Nas últimas três semanas, de acordo com levantamento da Associação de Supermercado do Estado do Rio (ASSERJ), entre os dias 17 de março e 06 de abril, o setor registrou queda de até 35% no movimento ao comparar a semana atual com as duas primeiras, no início do isolamento social.

Diante da pandemia do novo coronavírus, o órgão espera queda de cerca de 15% nas vendas de produtos para a Páscoa, em relação ao ano passado.

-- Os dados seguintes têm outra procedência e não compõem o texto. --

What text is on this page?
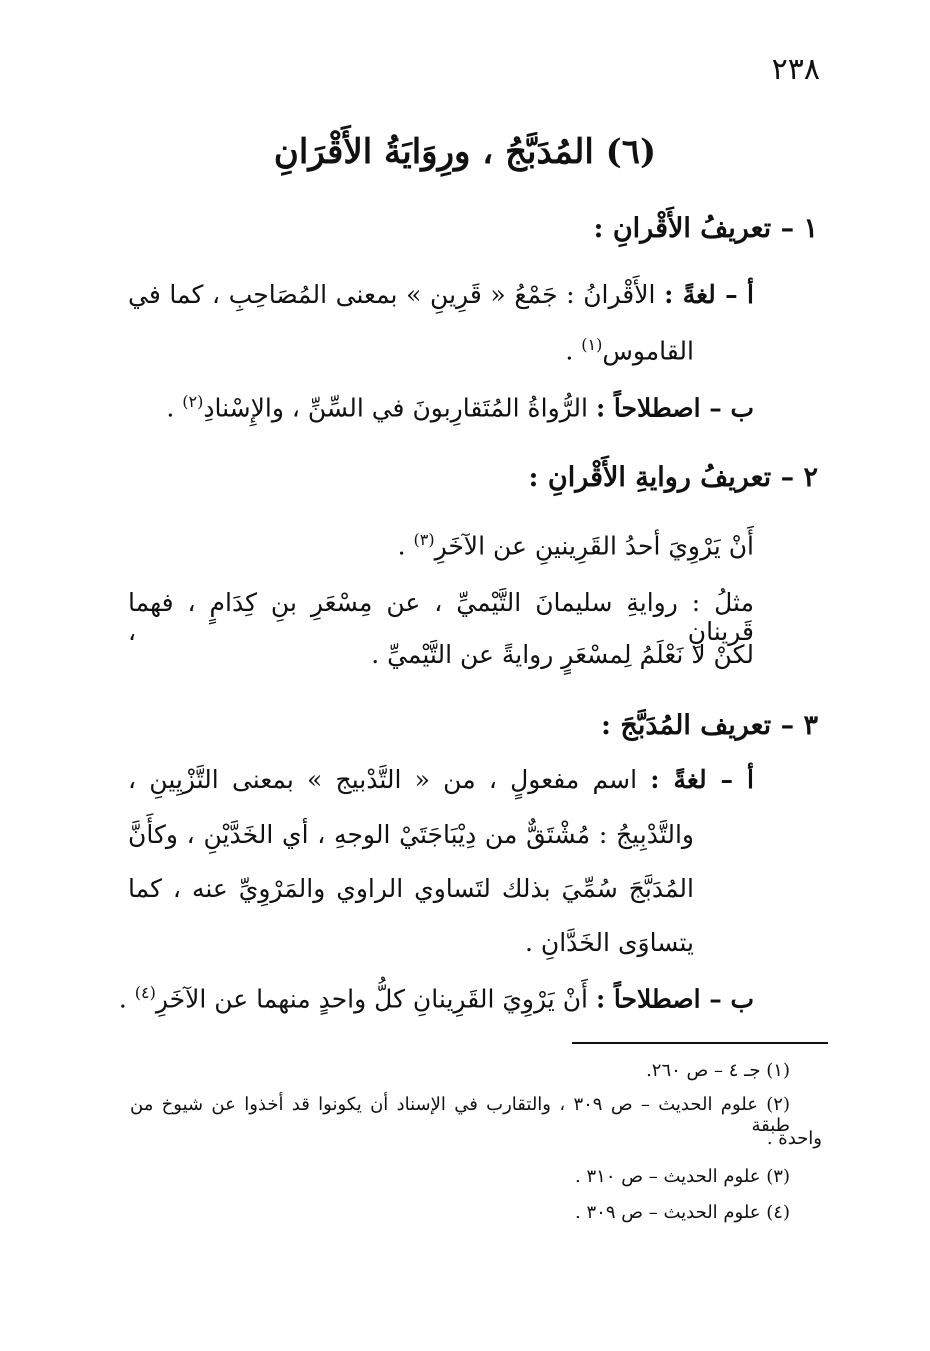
٢٣٨
(٦) المُدَبَّجُ ، ورِوَايَةُ الأَقْرَانِ
١ – تعريفُ الأَقْرانِ :
أ – لغةً : الأَقْرانُ : جَمْعُ « قَرِينِ » بمعنى المُصَاحِبِ ، كما في
القاموس$^{(١)}$ .
ب – اصطلاحاً : الرُّواةُ المُتَقارِبونَ في السِّنِّ ، والإِسْنادِ$^{(٢)}$ .
٢ – تعريفُ روايةِ الأَقْرانِ :
أَنْ يَرْوِيَ أحدُ القَرِينينِ عن الآخَرِ$^{(٣)}$ .
مثلُ : روايةِ سليمانَ التَّيْميِّ ، عن مِسْعَرِ بنِ كِدَامٍ ، فهما قَرينانِ ،
لكنْ لا نَعْلَمُ لِمسْعَرٍ روايةً عن التَّيْميِّ .
٣ – تعريف المُدَبَّجَ :
أ – لغةً : اسم مفعولٍ ، من « التَّدْبيج » بمعنى التَّزْيِينِ ،
والتَّدْبِيجُ : مُشْتَقٌّ من دِيْبَاجَتَيْ الوجهِ ، أي الخَدَّيْنِ ، وكأَنَّ
المُدَبَّجَ سُمِّيَ بذلك لتَساوي الراوي والمَرْوِيِّ عنه ، كما
يتساوَى الخَدَّانِ .
ب – اصطلاحاً : أَنْ يَرْوِيَ القَرِينانِ كلُّ واحدٍ منهما عن الآخَرِ$^{(٤)}$ .
(١) جـ ٤ – ص ٢٦٠.
(٢) علوم الحديث – ص ٣٠٩ ، والتقارب في الإسناد أن يكونوا قد أخذوا عن شيوخ من طبقة
واحدة .
(٣) علوم الحديث – ص ٣١٠ .
(٤) علوم الحديث – ص ٣٠٩ .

A expectativa antes da pandemia era de um crescimento entre 6 e 10%, porém havia ainda um quadro de aumento considerável no câmbio, nem as definições de quarentena com fechamento de muitas lojas de varejo e redução de movimentação de indivíduos e logística de abastecimento.

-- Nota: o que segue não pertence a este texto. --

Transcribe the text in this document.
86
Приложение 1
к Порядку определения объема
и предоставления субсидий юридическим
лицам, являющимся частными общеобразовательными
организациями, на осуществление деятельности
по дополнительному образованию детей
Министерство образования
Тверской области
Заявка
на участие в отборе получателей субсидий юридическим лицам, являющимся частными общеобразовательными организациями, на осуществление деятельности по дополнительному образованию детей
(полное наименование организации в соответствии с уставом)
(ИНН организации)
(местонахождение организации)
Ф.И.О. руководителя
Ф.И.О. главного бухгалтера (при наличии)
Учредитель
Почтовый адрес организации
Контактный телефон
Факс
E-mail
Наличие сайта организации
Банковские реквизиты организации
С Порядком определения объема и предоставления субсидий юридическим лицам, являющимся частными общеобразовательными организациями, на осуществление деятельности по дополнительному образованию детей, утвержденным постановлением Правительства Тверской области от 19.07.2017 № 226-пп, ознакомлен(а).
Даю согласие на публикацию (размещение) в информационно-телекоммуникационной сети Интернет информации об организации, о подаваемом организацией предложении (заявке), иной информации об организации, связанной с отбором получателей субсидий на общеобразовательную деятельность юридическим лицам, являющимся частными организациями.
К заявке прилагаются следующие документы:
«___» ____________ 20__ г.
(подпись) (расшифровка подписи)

De acordo com o órgão, as negociações de Páscoa costumam ser feitas pelas redes de supermercados no final do ano anterior e início do ano. “O volume comprado por muitos pode ter sido maior do que será vendido nesta Páscoa, porém lembramos que a maior parte das redes de varejo que vendem esses produtos não estão abertas, ou seja, a compra irá se concentrar nos supermercados que estão fazendo um trabalho incansável para garantir todos os itens dessa época”, explicou o presidente da ASSERJ, Fábio Queiróz.

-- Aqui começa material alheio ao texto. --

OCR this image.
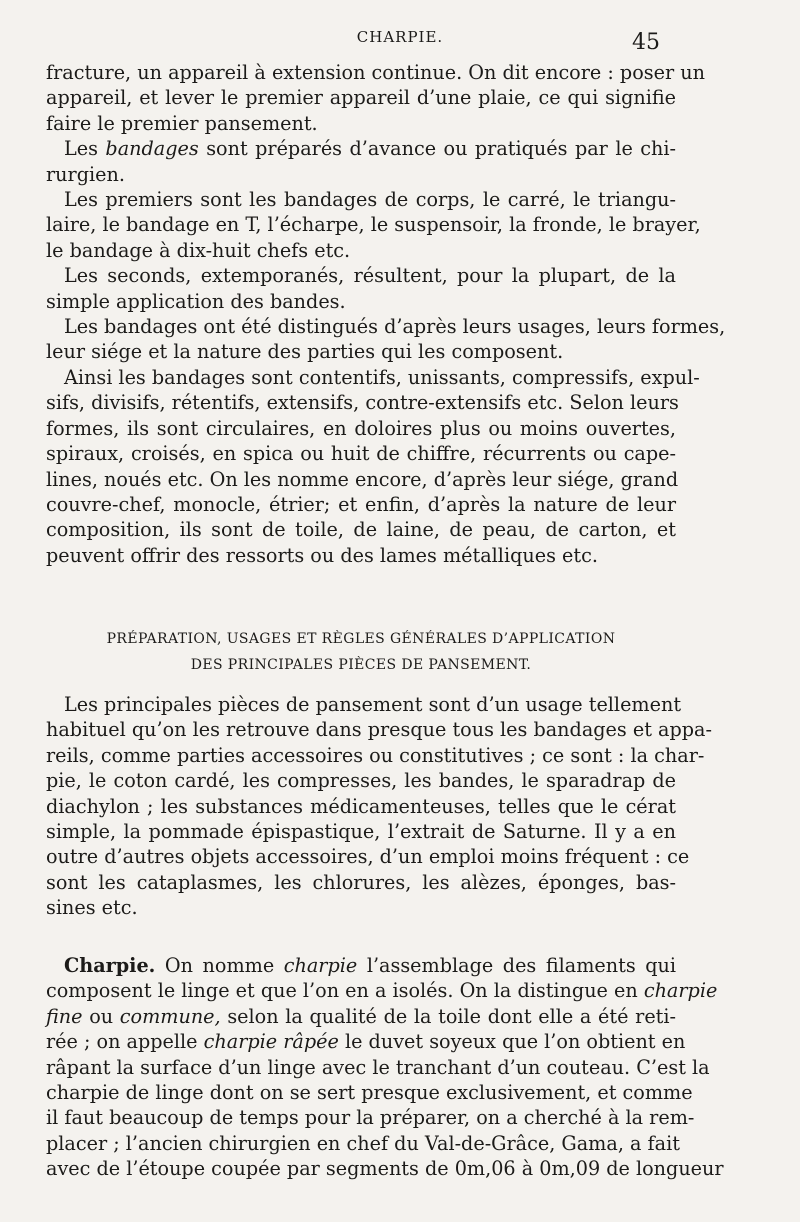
CHARPIE.	45
fracture, un appareil à extension continue. On dit encore : poser un
appareil, et lever le premier appareil d’une plaie, ce qui signifie
faire le premier pansement.
Les bandages sont préparés d’avance ou pratiqués par le chi-
rurgien.
Les premiers sont les bandages de corps, le carré, le triangu-
laire, le bandage en T, l’écharpe, le suspensoir, la fronde, le brayer,
le bandage à dix-huit chefs etc.
Les seconds, extemporanés, résultent, pour la plupart, de la
simple application des bandes.
Les bandages ont été distingués d’après leurs usages, leurs formes,
leur siége et la nature des parties qui les composent.
Ainsi les bandages sont contentifs, unissants, compressifs, expul-
sifs, divisifs, rétentifs, extensifs, contre-extensifs etc. Selon leurs
formes, ils sont circulaires, en doloires plus ou moins ouvertes,
spiraux, croisés, en spica ou huit de chiffre, récurrents ou cape-
lines, noués etc. On les nomme encore, d’après leur siége, grand
couvre-chef, monocle, étrier; et enfin, d’après la nature de leur
composition, ils sont de toile, de laine, de peau, de carton, et
peuvent offrir des ressorts ou des lames métalliques etc.
PRÉPARATION, USAGES ET RÈGLES GÉNÉRALES D’APPLICATION
DES PRINCIPALES PIÈCES DE PANSEMENT.
Les principales pièces de pansement sont d’un usage tellement
habituel qu’on les retrouve dans presque tous les bandages et appa-
reils, comme parties accessoires ou constitutives ; ce sont : la char-
pie, le coton cardé, les compresses, les bandes, le sparadrap de
diachylon ; les substances médicamenteuses, telles que le cérat
simple, la pommade épispastique, l’extrait de Saturne. Il y a en
outre d’autres objets accessoires, d’un emploi moins fréquent : ce
sont les cataplasmes, les chlorures, les alèzes, éponges, bas-
sines etc.
Charpie. On nomme charpie l’assemblage des filaments qui
composent le linge et que l’on en a isolés. On la distingue en charpie
fine ou commune, selon la qualité de la toile dont elle a été reti-
rée ; on appelle charpie râpée le duvet soyeux que l’on obtient en
râpant la surface d’un linge avec le tranchant d’un couteau. C’est la
charpie de linge dont on se sert presque exclusivement, et comme
il faut beaucoup de temps pour la préparer, on a cherché à la rem-
placer ; l’ancien chirurgien en chef du Val-de-Grâce, Gama, a fait
avec de l’étoupe coupée par segments de 0m,06 à 0m,09 de longueur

Além dos chocolates e ovos de páscoa, normalmente estão entre os itens mais procurados nesta época os peixes congelados, azeites e o bacalhau. Neste ano os produtos de Páscoa devem ter uma queda de até 15% nas vendas. Devido à baixa procura pelos ovos de chocolate, as indústrias fizeram a rebaixa no preço dos ovos de Páscoa duas semanas antes do feriado, o que é comum acontecer apenas na semana ou depois da data.

Movimento de quarentena

Entre os dias 17 de março e 06 de abril, houve uma queda de até 35% no movimento de pessoas nos supermercados. Apesar da redução de clientes nas lojas, a ASSERJ registrou um pico de até 24% nas vendas em relação ao mesmo período do ano anterior, em algumas redes associadas. O motivo foi a corrida aos supermercados, logo no início da quarentena. Para o mês de abril a tendência é de queda.

Entre os itens mais procurados pelos consumidores, estão os produtos da cesta básica e os de primeira necessidade, como: produtos de higiene e limpeza em geral, alimentos congelados, água mineral, papel higiênico, carne, arroz, óleo, açúcar e leite. “Percebemos que, neste período de pandemia, cada cliente compra, em média, de 9 a 11 itens, o que é considerado bem razoável no momento atual. É interessante ressaltar que o comportamento da população mudou. Antes, víamos famílias inteiras no supermercado. Agora, as compras são feitas por pessoas sozinhas, o que ajuda a evitar aglomerações, revelou Fábio Queiróz. A Associação reforça que o abastecimento das mercadorias no Rio segue normal e, portanto, não é necessário estocar produtos.

O delivery foi a alternativa de muitos consumidores. Uma das redes associadas registrou pico de até 400% nos pedidos de entrega nas últimas três semanas, se comparada a semana anterior a quarentena. Lojas que já tinham o serviço de e-commerce consolidado identificaram aumento de mais de 110% (114%).

A ASSERJ produziu uma cartilha com orientações focadas nos supermercados e consumidores do setor para que intensifiquem as boas práticas de higiene dentro das lojas e combatam a disseminação do novo coronavírus (Covid-19). Várias medidas de prevenção e higiene estão sendo adotadas no setor, além das sugeridas pela ASSERJ, algumas delas utilizadas internacionalmente, como a sinalização no piso para manutenção do afastamento das pessoas, álcool em gel na entrada das lojas, higienização dos carrinhos, suspensão dos serviços de degustação, entre outros. “Estamos também em contato constante com nossos fornecedores na Ceasa para que todas as recomendações de higiene sejam seguidas nas etapas do abastecimento”, garantiu Fábio Queiróz.